You see, I’ve forever had a strange fascination with the history of the Holocaust. As a child I read every book I could get my hands on that related to the event, did projects about Anne Frank at school, and planned trips to visit sites in countries I’d barely heard of. It might seem strange that a 10 year old would be so interested in an event where millions of people were killed, but I was.

So I’d always wanted to visit Auschwitz, the place that represents the horrors of the Holocaust like no other. I wanted to visit Auschwitz to see, to feel, to learn. I wanted to pay my respects to those whose lives were ended or forever changed.

I’ve visited other so called “dark history” sites before- the Killing Fields in Cambodia, Seodaemun Prison in Seoul, and Dachau Work Camp outside Munich. The visits had been somber. I had held back tears. I wandered the grounds alone or with friends. I could learn and pay my respects to those who had suffered in the way that I chose.

Visiting Auschwitz couldn’t have been more different.

I arrived at Auschwitz in the morning to find crowds of people waiting to be sorted into groups outside the entrance. From August to October it is required that visitors join a guided tour if they arrive at Auschwitz I between 10 am and 3 pm. While I’m not a fan of guided tours, had I hoped this would provide some added insight to the day.

After being assigned a group, I was handed a headset and we were on our way.
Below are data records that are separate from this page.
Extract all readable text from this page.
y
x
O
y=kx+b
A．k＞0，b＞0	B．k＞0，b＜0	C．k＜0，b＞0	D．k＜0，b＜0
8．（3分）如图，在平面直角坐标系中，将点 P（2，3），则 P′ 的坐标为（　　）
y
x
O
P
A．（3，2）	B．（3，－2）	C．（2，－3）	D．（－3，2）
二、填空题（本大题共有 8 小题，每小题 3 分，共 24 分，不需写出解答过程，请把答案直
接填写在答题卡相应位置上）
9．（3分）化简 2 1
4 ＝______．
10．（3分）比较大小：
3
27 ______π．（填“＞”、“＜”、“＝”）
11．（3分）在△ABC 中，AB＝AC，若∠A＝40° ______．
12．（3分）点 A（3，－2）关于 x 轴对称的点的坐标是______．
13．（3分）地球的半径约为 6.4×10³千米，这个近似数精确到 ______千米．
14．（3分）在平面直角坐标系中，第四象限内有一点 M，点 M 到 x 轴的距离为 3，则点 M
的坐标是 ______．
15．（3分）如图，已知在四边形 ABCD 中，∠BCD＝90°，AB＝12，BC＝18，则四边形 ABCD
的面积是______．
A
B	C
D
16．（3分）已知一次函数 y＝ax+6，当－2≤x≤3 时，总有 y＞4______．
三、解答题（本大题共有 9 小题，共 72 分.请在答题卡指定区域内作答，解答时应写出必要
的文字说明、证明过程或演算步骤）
Our guide, who seemed extremely uninterested in the whole thing, led us into the camp. Maybe because I’ve read so much about the event or maybe because the US teaches the Holocaust every year as part of its history curriculum, but I found most of what the guide said throughout the day to be simple facts that I already knew. Nothing further.
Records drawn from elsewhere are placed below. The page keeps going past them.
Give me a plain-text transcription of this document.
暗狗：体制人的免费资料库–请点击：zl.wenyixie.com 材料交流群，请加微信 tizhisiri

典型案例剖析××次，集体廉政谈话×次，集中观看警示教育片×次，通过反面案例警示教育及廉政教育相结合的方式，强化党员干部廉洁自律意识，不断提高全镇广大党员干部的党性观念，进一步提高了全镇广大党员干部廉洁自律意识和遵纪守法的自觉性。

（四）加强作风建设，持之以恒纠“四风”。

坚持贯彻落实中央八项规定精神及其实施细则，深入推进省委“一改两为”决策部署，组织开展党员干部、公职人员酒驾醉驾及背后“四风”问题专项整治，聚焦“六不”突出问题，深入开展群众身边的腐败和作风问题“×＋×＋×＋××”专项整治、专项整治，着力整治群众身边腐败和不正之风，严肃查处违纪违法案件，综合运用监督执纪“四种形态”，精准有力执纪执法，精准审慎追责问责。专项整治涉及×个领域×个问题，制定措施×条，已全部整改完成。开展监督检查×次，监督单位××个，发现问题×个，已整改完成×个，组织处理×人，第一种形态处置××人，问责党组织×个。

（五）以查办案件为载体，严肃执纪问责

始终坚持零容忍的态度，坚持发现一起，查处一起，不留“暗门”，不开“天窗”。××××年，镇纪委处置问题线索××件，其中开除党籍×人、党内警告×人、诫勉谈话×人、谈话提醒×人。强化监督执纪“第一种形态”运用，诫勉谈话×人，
We entered the first block, which had been turned into a sort of museum, and were quickly ushered through will the guide gave us a quick rundown of the facts. We continued to walk through these blocks, some filled with the luggage of people brought to Auschwitz from all over Europe and other with the eyeglasses of those who never left, without any time to stop, look, or thing. One tour group in front of another, weaving our way through the blocks.
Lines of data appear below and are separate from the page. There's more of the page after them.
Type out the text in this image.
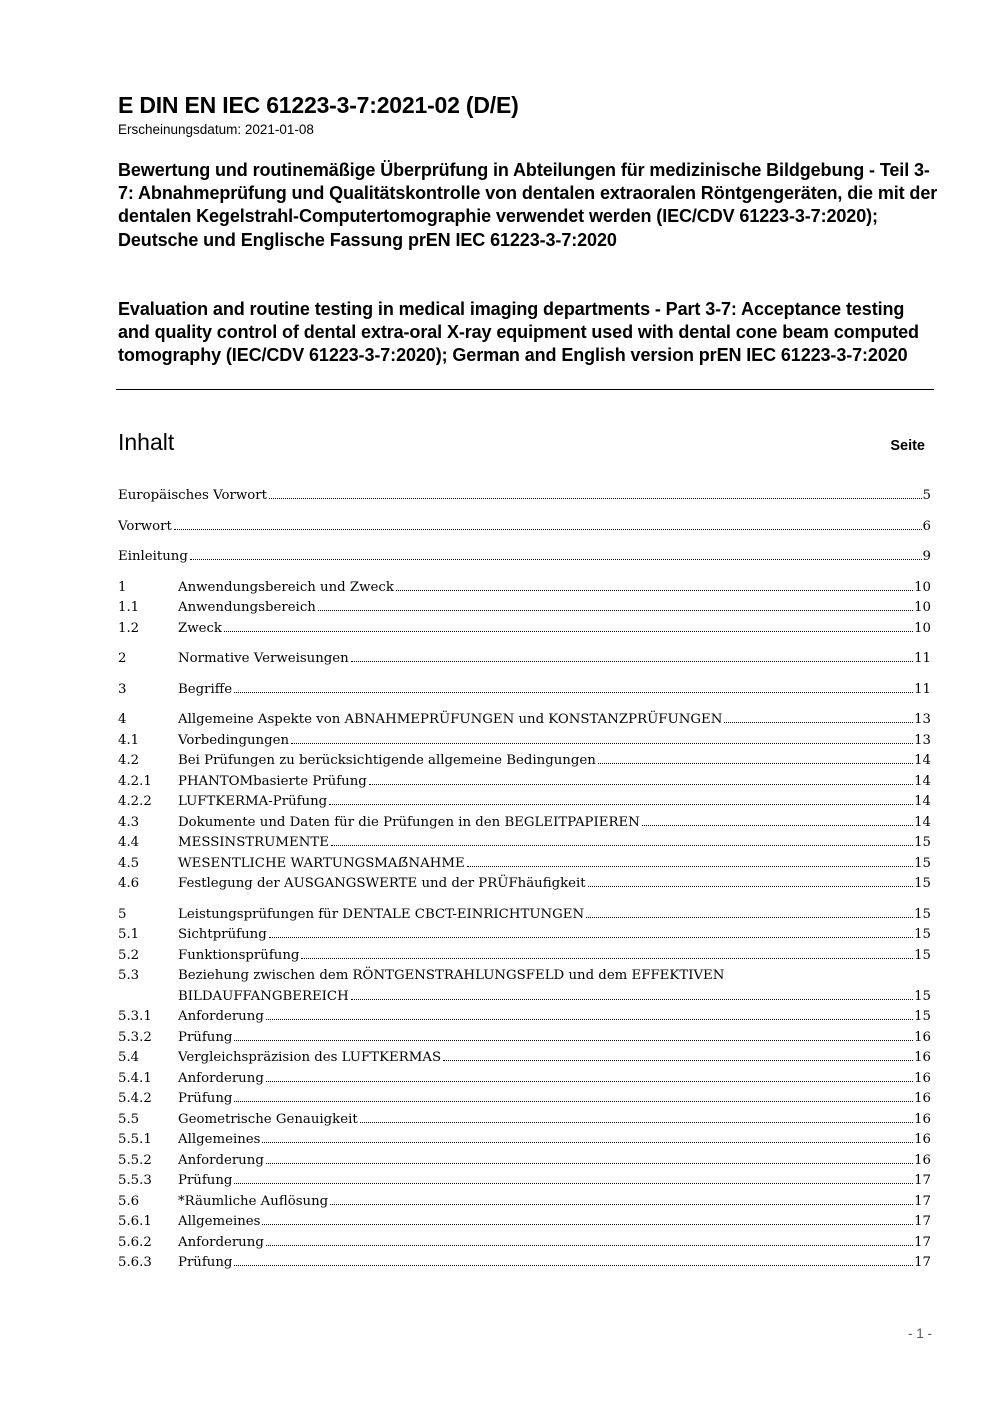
E DIN EN IEC 61223-3-7:2021-02 (D/E)

Erscheinungsdatum: 2021-01-08

Bewertung und routinemäßige Überprüfung in Abteilungen für medizinische Bildgebung - Teil 3-7: Abnahmeprüfung und Qualitätskontrolle von dentalen extraoralen Röntgengeräten, die mit der dentalen Kegelstrahl-Computertomographie verwendet werden (IEC/CDV 61223-3-7:2020); Deutsche und Englische Fassung prEN IEC 61223-3-7:2020

Evaluation and routine testing in medical imaging departments - Part 3-7: Acceptance testing and quality control of dental extra-oral X-ray equipment used with dental cone beam computed tomography (IEC/CDV 61223-3-7:2020); German and English version prEN IEC 61223-3-7:2020

Inhalt	Seite

Europäisches Vorwort	5
Vorwort	6
Einleitung	9
1	Anwendungsbereich und Zweck	10
1.1	Anwendungsbereich	10
1.2	Zweck	10
2	Normative Verweisungen	11
3	Begriffe	11
4	Allgemeine Aspekte von ABNAHMEPRÜFUNGEN und KONSTANZPRÜFUNGEN	13
4.1	Vorbedingungen	13
4.2	Bei Prüfungen zu berücksichtigende allgemeine Bedingungen	14
4.2.1	PHANTOMbasierte Prüfung	14
4.2.2	LUFTKERMA-Prüfung	14
4.3	Dokumente und Daten für die Prüfungen in den BEGLEITPAPIEREN	14
4.4	MESSINSTRUMENTE	15
4.5	WESENTLICHE WARTUNGSMAẞNAHME	15
4.6	Festlegung der AUSGANGSWERTE und der PRÜFhäufigkeit	15
5	Leistungsprüfungen für DENTALE CBCT-EINRICHTUNGEN	15
5.1	Sichtprüfung	15
5.2	Funktionsprüfung	15
5.3	Beziehung zwischen dem RÖNTGENSTRAHLUNGSFELD und dem EFFEKTIVEN
BILDAUFFANGBEREICH	15
5.3.1	Anforderung	15
5.3.2	Prüfung	16
5.4	Vergleichspräzision des LUFTKERMAS	16
5.4.1	Anforderung	16
5.4.2	Prüfung	16
5.5	Geometrische Genauigkeit	16
5.5.1	Allgemeines	16
5.5.2	Anforderung	16
5.5.3	Prüfung	17
5.6	*Räumliche Auflösung	17
5.6.1	Allgemeines	17
5.6.2	Anforderung	17
5.6.3	Prüfung	17

- 1 -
I listened and I looked and I felt nothing.

The tour ended. I ate some zurek in a cafeteria next to the car park. I thought about what I just saw. Th place I’d just been. The things that had happened there.

I felt disappointed, a strange way to feel after a visit to a place like this. It wasn’t disappointment, though, in what I saw. It was disappointment in the way it was handled. I was disappointed that I hadn’t had time to read the placards and look at the pictures and absorb. I was disappointed that I didn’t have time to feel the depth of what had occurred here. I was disappointed that it felt like a well choreographed dance rather than a visit to site where some of the most horrific acts ever committed had taken place. I was disappointed in the other visitors who were taking selfies or constantly snapping photos.

The visit to Birkenau was better, in the way a visit to a concentration camp could be better. You could freely walk around the grounds. The blocks hadn’t been converted into mini-museums. It was easier to get an idea how horrible things had been, how something like this should not happen again.

Still, though, there was a sense of commercialization. Of a sort of theme park effect. Am I wrong to expect that others treat these type of places with a sense of respect and dignity? Why would you even want a photo of yourself smiling in front of a train that carried Jews from Hungary to their death in Poland?

While Auschwitz may not have been what I expected, I do still think it is a necessary trip.

Genocide was not ended in 1945. Since then there have been genocides in Cambodia, Bosnia, Rwanda, and Darfur, to name a few.

We need these reminders. We need to visit sites that make us uncomfortable. We need to stop these things from happening.